Integrated Heat and Electricity Dispatch for District Heating Networks
with Constant Mass Flow: A Generalized Phasor Method
Abstract
Using thermal inertia in district heating systems (DHSs) to improve the
dispatch flexibility and economy of integrated heat and electricity
systems (IHESs) is a research hotspot and difficulty. In most existing
studies, the partial differential equations (PDEs) of thermal inertia
are approximated by discrete-time models, making it difficult to
accurately describe the continuous dynamic processes. In this paper, we
propose a novel generalized phasor method (GPM) for thermal inertia in
DHSs with constant mass flow. Based on the analytical solution of the
PDEs and the Fourier transform, the intractable PDEs are transformed
into a series of complex algebraic equations represented by phasors.
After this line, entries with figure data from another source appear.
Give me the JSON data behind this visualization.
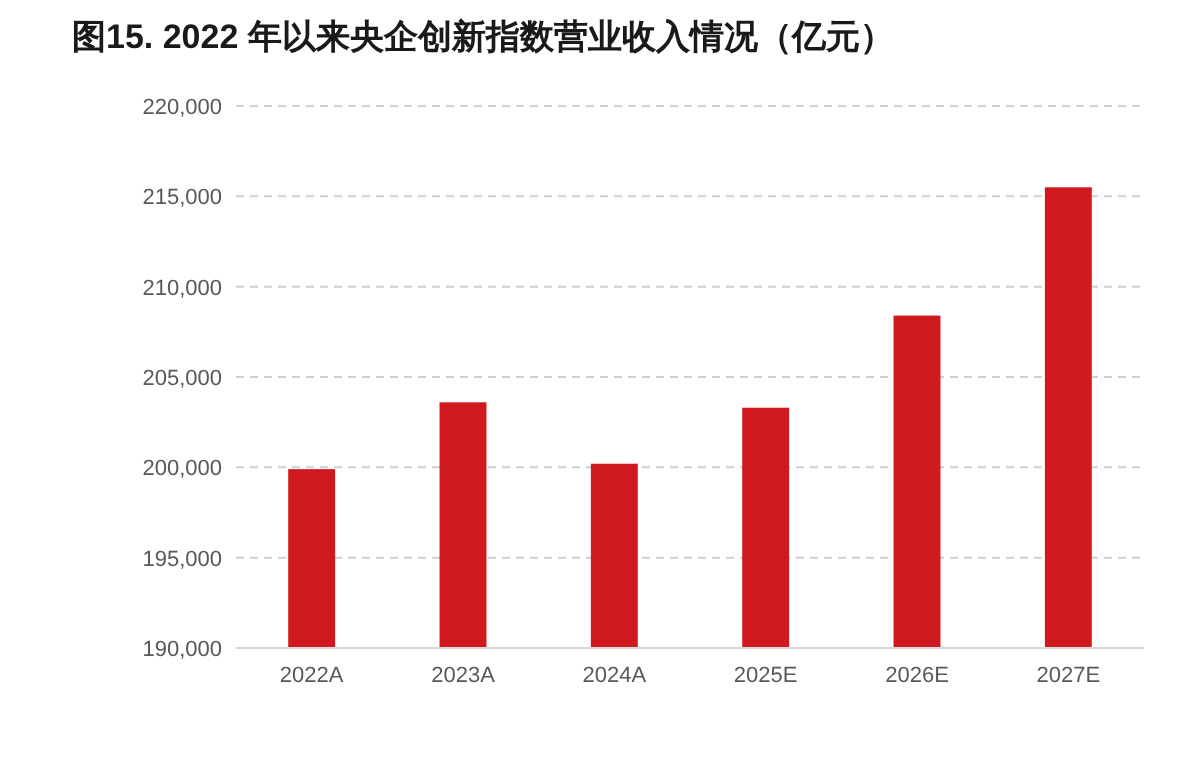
{
  "chart_data": {
    "type": "bar",
    "title": "图15. 2022 年以来央企创新指数营业收入情况（亿元）",
    "categories": [
      "2022A",
      "2023A",
      "2024A",
      "2025E",
      "2026E",
      "2027E"
    ],
    "values": [
      199900,
      203600,
      200200,
      203300,
      208400,
      215500
    ],
    "color": "#d0191f",
    "ylim": [
      190000,
      220000
    ],
    "yticks": [
      {
        "value": 190000,
        "label": "190,000"
      },
      {
        "value": 195000,
        "label": "195,000"
      },
      {
        "value": 200000,
        "label": "200,000"
      },
      {
        "value": 205000,
        "label": "205,000"
      },
      {
        "value": 210000,
        "label": "210,000"
      },
      {
        "value": 215000,
        "label": "215,000"
      },
      {
        "value": 220000,
        "label": "220,000"
      }
    ],
    "grid": "y"
  }
}
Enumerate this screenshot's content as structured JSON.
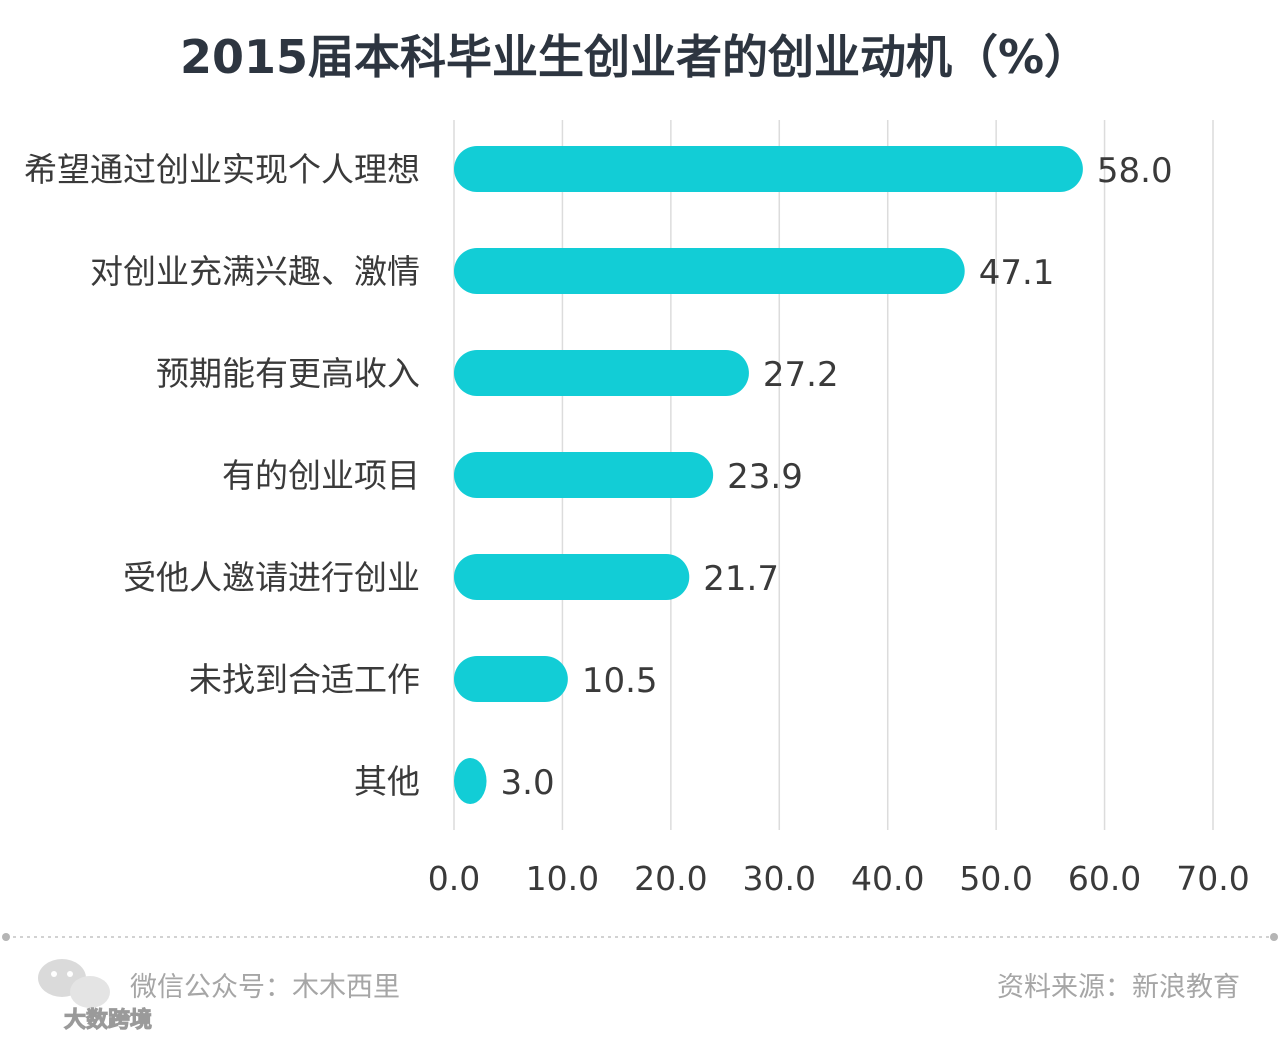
{
  "chart_data": {
    "type": "bar",
    "orientation": "horizontal",
    "title": "2015届本科毕业生创业者的创业动机（%）",
    "categories": [
      "希望通过创业实现个人理想",
      "对创业充满兴趣、激情",
      "预期能有更高收入",
      "有的创业项目",
      "受他人邀请进行创业",
      "未找到合适工作",
      "其他"
    ],
    "values": [
      58.0,
      47.1,
      27.2,
      23.9,
      21.7,
      10.5,
      3.0
    ],
    "value_labels": [
      "58.0",
      "47.1",
      "27.2",
      "23.9",
      "21.7",
      "10.5",
      "3.0"
    ],
    "xlim": [
      0,
      70
    ],
    "xticks": [
      "0.0",
      "10.0",
      "20.0",
      "30.0",
      "40.0",
      "50.0",
      "60.0",
      "70.0"
    ],
    "xtick_values": [
      0,
      10,
      20,
      30,
      40,
      50,
      60,
      70
    ],
    "grid": true,
    "bar_color": "#12cdd6"
  },
  "footer": {
    "left": "微信公众号：木木西里",
    "right": "资料来源：新浪教育",
    "watermark": "大数跨境"
  },
  "colors": {
    "title": "#2d3540",
    "label": "#3a3a3a",
    "grid": "#dcdcdc",
    "footer": "#a6a6a6",
    "divider": "#bdbdbd"
  }
}
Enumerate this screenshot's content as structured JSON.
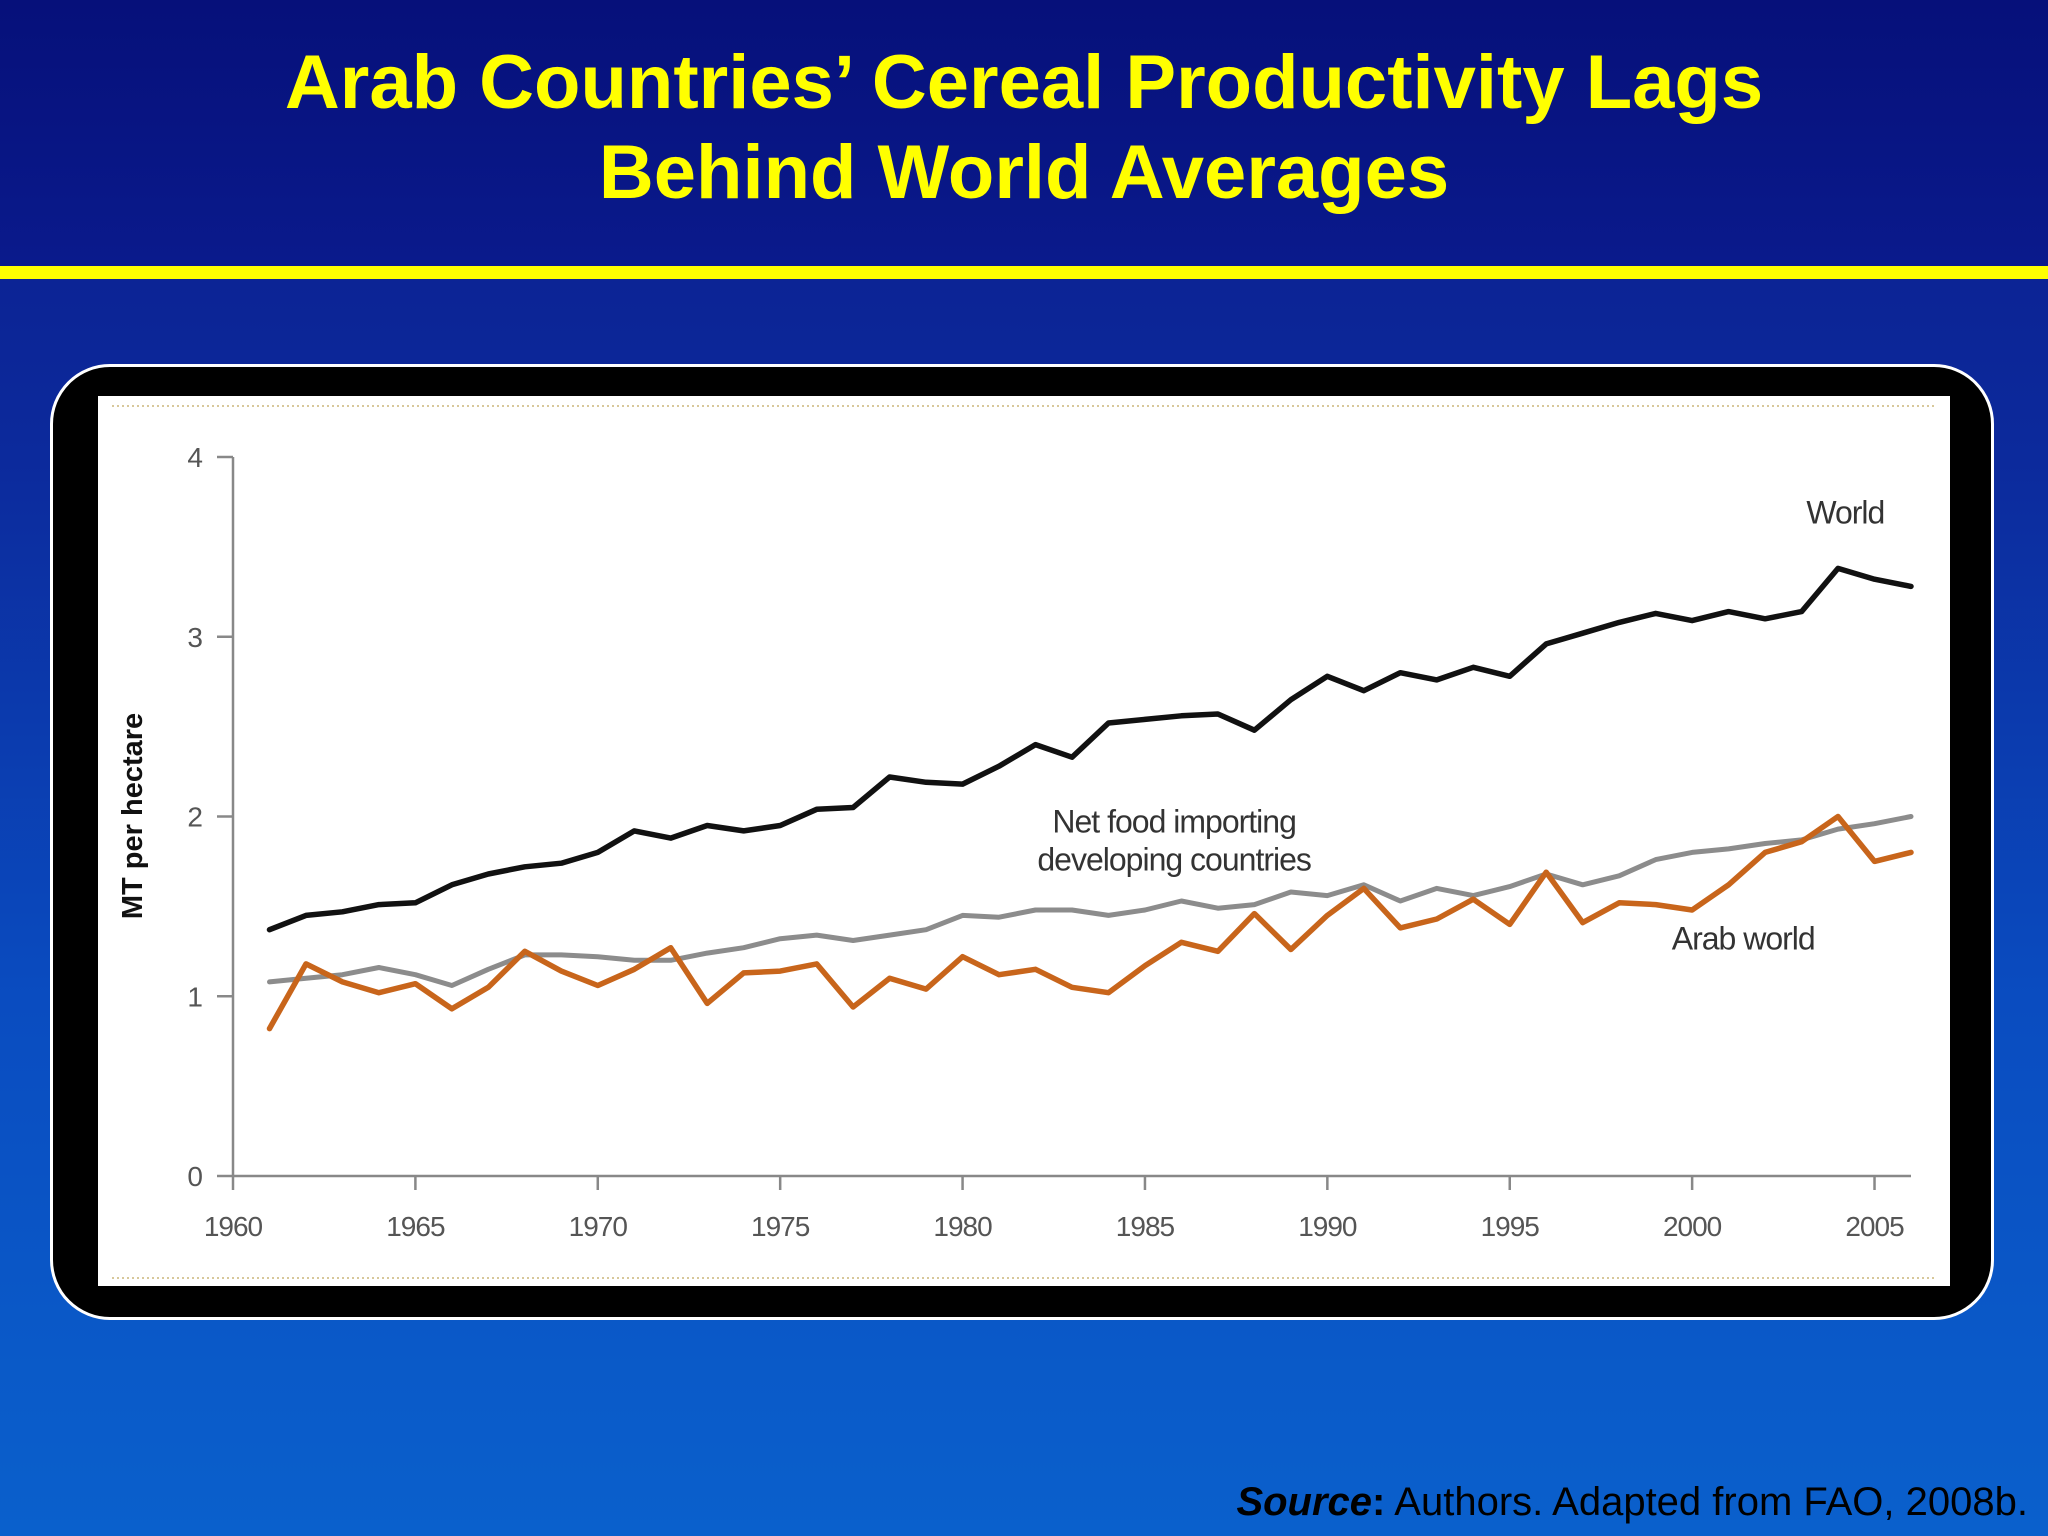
{
  "slide": {
    "title_line1": "Arab Countries’ Cereal Productivity Lags",
    "title_line2": "Behind World Averages",
    "source_label": "Source",
    "source_colon": ":",
    "source_text": " Authors. Adapted from FAO, 2008b.",
    "background_color": "#0a3cb0",
    "accent_color": "#ffff00"
  },
  "chart_data": {
    "type": "line",
    "title": "",
    "xlabel": "",
    "ylabel": "MT per hectare",
    "xlim": [
      1960,
      2006
    ],
    "ylim": [
      0,
      4
    ],
    "x_ticks": [
      1960,
      1965,
      1970,
      1975,
      1980,
      1985,
      1990,
      1995,
      2000,
      2005
    ],
    "y_ticks": [
      0,
      1,
      2,
      3,
      4
    ],
    "grid": false,
    "legend": "none",
    "x": [
      1961,
      1962,
      1963,
      1964,
      1965,
      1966,
      1967,
      1968,
      1969,
      1970,
      1971,
      1972,
      1973,
      1974,
      1975,
      1976,
      1977,
      1978,
      1979,
      1980,
      1981,
      1982,
      1983,
      1984,
      1985,
      1986,
      1987,
      1988,
      1989,
      1990,
      1991,
      1992,
      1993,
      1994,
      1995,
      1996,
      1997,
      1998,
      1999,
      2000,
      2001,
      2002,
      2003,
      2004,
      2005,
      2006
    ],
    "series": [
      {
        "name": "World",
        "label_lines": [
          "World"
        ],
        "color": "#111111",
        "values": [
          1.37,
          1.45,
          1.47,
          1.51,
          1.52,
          1.62,
          1.68,
          1.72,
          1.74,
          1.8,
          1.92,
          1.88,
          1.95,
          1.92,
          1.95,
          2.04,
          2.05,
          2.22,
          2.19,
          2.18,
          2.28,
          2.4,
          2.33,
          2.52,
          2.54,
          2.56,
          2.57,
          2.48,
          2.65,
          2.78,
          2.7,
          2.8,
          2.76,
          2.83,
          2.78,
          2.96,
          3.02,
          3.08,
          3.13,
          3.09,
          3.14,
          3.1,
          3.14,
          3.38,
          3.32,
          3.28
        ]
      },
      {
        "name": "Net food importing developing countries",
        "label_lines": [
          "Net food importing",
          "developing countries"
        ],
        "color": "#8c8c8c",
        "values": [
          1.08,
          1.1,
          1.12,
          1.16,
          1.12,
          1.06,
          1.15,
          1.23,
          1.23,
          1.22,
          1.2,
          1.2,
          1.24,
          1.27,
          1.32,
          1.34,
          1.31,
          1.34,
          1.37,
          1.45,
          1.44,
          1.48,
          1.48,
          1.45,
          1.48,
          1.53,
          1.49,
          1.51,
          1.58,
          1.56,
          1.62,
          1.53,
          1.6,
          1.56,
          1.61,
          1.68,
          1.62,
          1.67,
          1.76,
          1.8,
          1.82,
          1.85,
          1.87,
          1.93,
          1.96,
          2.0
        ]
      },
      {
        "name": "Arab world",
        "label_lines": [
          "Arab world"
        ],
        "color": "#c8651b",
        "values": [
          0.82,
          1.18,
          1.08,
          1.02,
          1.07,
          0.93,
          1.05,
          1.25,
          1.14,
          1.06,
          1.15,
          1.27,
          0.96,
          1.13,
          1.14,
          1.18,
          0.94,
          1.1,
          1.04,
          1.22,
          1.12,
          1.15,
          1.05,
          1.02,
          1.17,
          1.3,
          1.25,
          1.46,
          1.26,
          1.45,
          1.6,
          1.38,
          1.43,
          1.54,
          1.4,
          1.69,
          1.41,
          1.52,
          1.51,
          1.48,
          1.62,
          1.8,
          1.86,
          2.0,
          1.75,
          1.8
        ]
      }
    ]
  }
}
The
GPM has higher accuracy compared to traditional discrete models because
it is essentially a continuous model in the time domain. Then, we
present a different representation of an integrated heat and electricity
dispatch (IHED) model combining a DHS model in phasor form and a
traditional electrical power system model. The IHED model is a convex
programming problem and can be easily solved. The effectiveness of the
proposed GPM and dispatch model is verified in three test systems.
Compared with traditional methods for modeling the thermal inertia, the
proposed GPM is more accurate.